The overall purpose of the Cost of Service Study was to determine and set tariffs for the Electricity Supply Industry at Generation, Transmission, Distribution and Supply.
Mr. Mukabe said there is a need for investment in the power system to meet growing demand. According to the Study major demand drivers between 2021 to 2040 will be domestic, residential and commercial customers. He added that the recommended tariff migration is consistent with cost-causation, hence low voltage consumers pay more than high voltage consumers.

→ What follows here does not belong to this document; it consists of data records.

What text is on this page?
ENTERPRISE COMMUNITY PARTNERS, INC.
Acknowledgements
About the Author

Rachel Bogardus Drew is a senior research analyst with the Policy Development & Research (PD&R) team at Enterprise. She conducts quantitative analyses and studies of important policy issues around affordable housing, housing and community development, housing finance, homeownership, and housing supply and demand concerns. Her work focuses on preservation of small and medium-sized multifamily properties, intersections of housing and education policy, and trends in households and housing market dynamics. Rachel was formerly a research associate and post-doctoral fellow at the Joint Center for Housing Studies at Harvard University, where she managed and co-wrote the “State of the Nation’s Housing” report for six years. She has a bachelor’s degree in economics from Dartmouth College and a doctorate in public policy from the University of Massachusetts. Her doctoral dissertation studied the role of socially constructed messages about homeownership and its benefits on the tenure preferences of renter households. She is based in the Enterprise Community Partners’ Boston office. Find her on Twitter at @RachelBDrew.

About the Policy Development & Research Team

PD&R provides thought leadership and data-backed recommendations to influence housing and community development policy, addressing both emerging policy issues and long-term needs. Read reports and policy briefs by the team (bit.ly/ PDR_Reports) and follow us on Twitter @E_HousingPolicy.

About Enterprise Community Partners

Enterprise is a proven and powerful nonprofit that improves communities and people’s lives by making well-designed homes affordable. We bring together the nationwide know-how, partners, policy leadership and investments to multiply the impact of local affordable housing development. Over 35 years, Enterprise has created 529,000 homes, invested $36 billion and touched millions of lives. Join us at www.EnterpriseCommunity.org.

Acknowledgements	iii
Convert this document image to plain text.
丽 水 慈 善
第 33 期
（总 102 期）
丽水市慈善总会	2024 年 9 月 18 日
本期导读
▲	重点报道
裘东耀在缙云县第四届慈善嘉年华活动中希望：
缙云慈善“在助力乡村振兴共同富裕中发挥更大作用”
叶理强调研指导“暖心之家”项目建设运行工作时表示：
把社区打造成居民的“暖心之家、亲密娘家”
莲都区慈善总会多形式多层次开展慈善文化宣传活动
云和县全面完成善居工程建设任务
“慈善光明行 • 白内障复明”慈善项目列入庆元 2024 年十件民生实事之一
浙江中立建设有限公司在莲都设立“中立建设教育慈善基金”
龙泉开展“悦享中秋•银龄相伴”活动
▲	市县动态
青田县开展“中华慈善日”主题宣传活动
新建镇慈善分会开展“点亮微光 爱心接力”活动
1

“There is a need for investment in the power system to meet growing demand. According to the Study major demand drivers between 2021 to 2040 will be domestic, residential and commercial customers. A total 14.03 billion dollars is required in Generation, Transmission and Distribution between 2021 to 2040. Current tariffs are not cost-reflective and will need to rise by an average of 17 percent between 2020 and 2025 in real dollar terms. If legacy debt by ZESCO is allowed to be carried by the tariff the average increase will be 37 percent. Recommended Tariff migration consistent with cost-causation, hence low voltage consumers pay more than high voltage consumers.Migrating to cost reflectivity will provide for adequate revenue requirement and financial sustainability for ZESCO and other Utilities to operate efficiently and re-invest in the power system. Lifeline consumption recommended at 50kWh per month to balance between social affordability and revenue tradeoffs, cross subsidization between low and high income consumers. Cost of supply at generation,” Mr. Mukabe said.
“Transmission and distribution has been determined consistent with cost-causation. The study has recommended a gradual Multi-year tariff migration path with provision for Automatic cost-pass-through on factors that affect the Energy and capacity 35 9.0 Recommendations from the Study i. The ERB as a client recognises and appreciates the thoroughness and scientific approach with which the cost of service study was conducted and accordingly recommends that the study findings may be used as a sound basis on which a review of the Zambian energy supply industry could be based in future tariff design and migration to cost-reflectivity.”
“The Study has recommended a migration to cost reflective tariffs in trachea of 5 years using a Multi-Year and Automatic cost Pass-through Tariff framework. iii. Specifically, the ERB recommends that the report’s findings that ZESCO is financially challenged as a result of not being able to recover the full costs of electricity generation, transmission and distribution under the currently prevailing tariff regime be accepted and that a review of the tariff regime be undertaken as a matter of urgency. ERB further recommends that the study report’s estimates of the growth trajectory for national power demand over the period 2020 – 2040 be accepted and that investments in the power system to the extent of approximately $14billion will need to be made over that period,” he said. Mr. Mukabe has since called for a quick implementation of the Electricity Cost of Service Study results.